As my husband Terry knows well, I have a tendency to live in my head and frequently fail to notice what’s in front of me. Had it not been for Terry calling attention to the nests high above the highway while driving back from a visit to the west coast of Portugal last year, I might never have seen them; huge nests built high on power line pylons, mile after mile of them, often several nests on the same pylon.
“Storks!” said Terry, slowing the car down so I could get a good look at them.
Until that moment, I’d never seen a real stork before – just cartoon storks carrying babies in bundles in their beaks, flying off to make deliveries to eager new parents-to-be. For me, the stork was more myth than anything else. There are, after all, virtually none in the United States. But they seem to be a very happy feature of the Iberian landscape.
White storks (ceghonas brancas) are nothing if not distinctive. They stand nearly 4 feet tall, with a wing span of up to 7 feet, a large red beak, white and black plumage and long red legs. They lay 4 eggs at a time and both parents share the duty of incubating them. During the first two months the chicks are constantly supervised by one of the parents while the other forages.
Although young storks become independent at around 3 months, they don’t mate for another 3 or 4 years, and when they do they like to return to the same site where they were raised. Nests are built high with easy access to open farmland, wetland or marshes, where the storks swoop down for insects and small mammals The same pair typically returns to the same nest year after year, and if their nest is removed, they will rebuild it in the same place it had been before.
The stork’s main way to communicate is to “clatter”, a sound produced by rapidly clapping its beaks together, with its neck stretched up and backwards. Quite a dramatic greeting! The more I learned about storks, the more appealing they became.
But what made them even more appealing was what they’d symbolized in so many societies over the years. Ancient Egyptians, Greeks, Romans and Native Americans all revered storks for their protectiveness, loyalty, love of family and cheerful good nature. The Portuguese are passionate about protecting storks, and who can blame them? By decree, their nests are protected against disturbance, removal or destruction. Permission to remove them is only granted when there is “extreme danger to public safety.” In 1995, no more than one thousand storks were reported in the Algarve. Today there are more than 14,000. How about that?
While reading about storks, I learned that after wintering in Africa, many make their home in and around Silves in the Algarve, on Portugal’s southern coast. Although Terry and I have tended to avoid the Algarve as too Miami Beach for our taste, if it meant seeing storks we were game. So, we packed up the car and traveled four hours to Silves. We drove around the city, into the city, and along the river. To our disappointment, Silves was just a town like any other, lots of traffic and one-way streets. And nary a stork in sight.

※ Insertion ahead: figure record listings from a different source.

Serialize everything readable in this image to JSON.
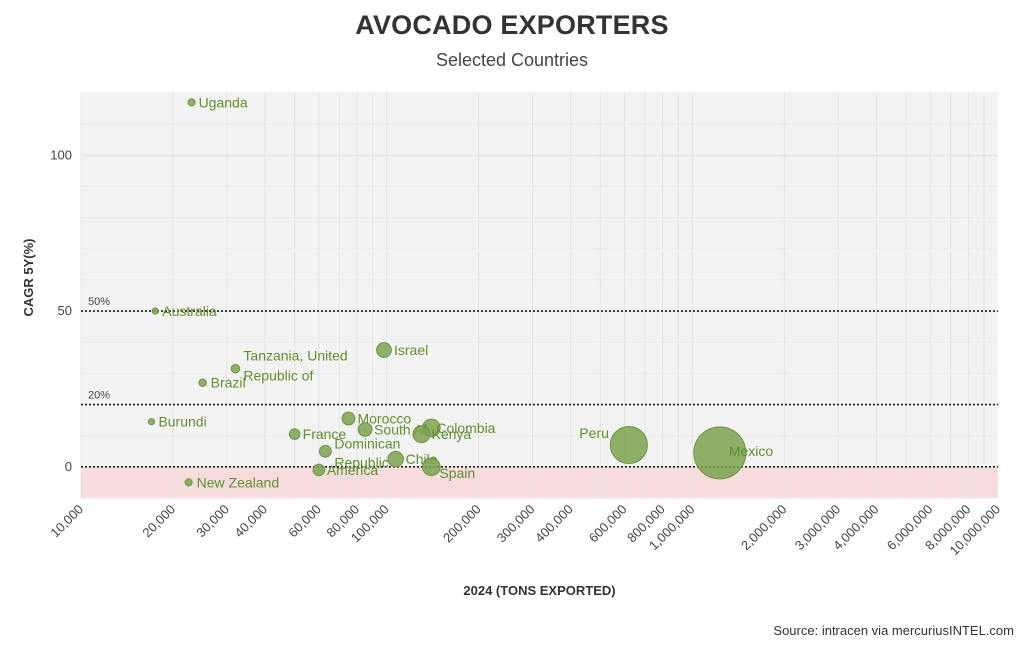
{
  "chart_data": {
    "type": "scatter",
    "title": "AVOCADO EXPORTERS",
    "subtitle": "Selected Countries",
    "xlabel": "2024 (TONS EXPORTED)",
    "ylabel": "CAGR 5Y(%)",
    "x_scale": "log",
    "xlim": [
      10000,
      10000000
    ],
    "ylim": [
      -10,
      120
    ],
    "x_ticks": [
      10000,
      20000,
      30000,
      40000,
      60000,
      80000,
      100000,
      200000,
      300000,
      400000,
      600000,
      800000,
      1000000,
      2000000,
      3000000,
      4000000,
      6000000,
      8000000,
      10000000
    ],
    "x_tick_labels": [
      "10,000",
      "20,000",
      "30,000",
      "40,000",
      "60,000",
      "80,000",
      "100,000",
      "200,000",
      "300,000",
      "400,000",
      "600,000",
      "800,000",
      "1,000,000",
      "2,000,000",
      "3,000,000",
      "4,000,000",
      "6,000,000",
      "8,000,000",
      "10,000,000"
    ],
    "y_ticks": [
      0,
      50,
      100
    ],
    "y_tick_labels": [
      "0",
      "50",
      "100"
    ],
    "reference_lines": [
      {
        "y": 50,
        "label": "50%"
      },
      {
        "y": 20,
        "label": "20%"
      },
      {
        "y": 0,
        "label": ""
      }
    ],
    "negative_zone_color": "#f6dcdc",
    "marker_color": "#7aa24e",
    "grid": true,
    "points": [
      {
        "name": "Uganda",
        "x": 23000,
        "y": 117
      },
      {
        "name": "Australia",
        "x": 17500,
        "y": 50
      },
      {
        "name": "Israel",
        "x": 98000,
        "y": 37.5
      },
      {
        "name": "Tanzania, United Republic of",
        "x": 32000,
        "y": 31.5
      },
      {
        "name": "Brazil",
        "x": 25000,
        "y": 27
      },
      {
        "name": "Burundi",
        "x": 17000,
        "y": 14.5
      },
      {
        "name": "Morocco",
        "x": 75000,
        "y": 15.5
      },
      {
        "name": "Colombia",
        "x": 140000,
        "y": 12.5
      },
      {
        "name": "South Africa",
        "x": 85000,
        "y": 12
      },
      {
        "name": "Kenya",
        "x": 130000,
        "y": 10.5
      },
      {
        "name": "France",
        "x": 50000,
        "y": 10.5
      },
      {
        "name": "Peru",
        "x": 620000,
        "y": 7
      },
      {
        "name": "Dominican Republic",
        "x": 63000,
        "y": 5
      },
      {
        "name": "Mexico",
        "x": 1230000,
        "y": 4.5
      },
      {
        "name": "Chile",
        "x": 107000,
        "y": 2.5
      },
      {
        "name": "Spain",
        "x": 140000,
        "y": 0
      },
      {
        "name": "America",
        "x": 60000,
        "y": -1
      },
      {
        "name": "New Zealand",
        "x": 22500,
        "y": -5
      }
    ]
  },
  "source_note": "Source: intracen via mercuriusINTEL.com"
}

So, we continued on for another 40 miles to Sagres, said to be a very good place to see storks. But when I asked the man at our hotel reception where we might find storks, he looked at me oddly: “Storks? What storks?” This was not what we’d traveled five hours to hear. Nonetheless, it was April and the teeming hordes of holiday-makers had yet to descend. The beaches were vast and virtually deserted; the sunsets were superb ; and we discovered a restaurant serving the best Indian food this side of Delhi. So even if all I saw were soaring gulls, not storks, I was glad we’d come.I shifted my quest for storks to reconnaissance for the best beaches for my water-loving, surfer family—kids and grand kids – who will come to Portugal next fall.
On our way back home, Terry at the wheel, I made a point of noticing my surroundings, taking joy in this new country I’d adopted. And suddenly I saw them.
“Stop! Stop!” I said to a surprised Terry. “Look there! STORKS!!!”
And indeed, there they were. Dozens and dozens of storks. Nest after nest of them. A grove of olive trees alive with them. Storks soaring. Storks nesting. Storks clattering.
One big happy community of white storks.
Seeing them there, it all came back to me why I love them and all they’ve represented to human kind. Community-minded. A farmer’s friend. A loyal and egalitarian spouse. Attentive to the needs of children and the elderly. Birds full of optimism and hope. Don’t get downhearted, they clatter. These are my kind of creatures!
In times like these, the more storks the better.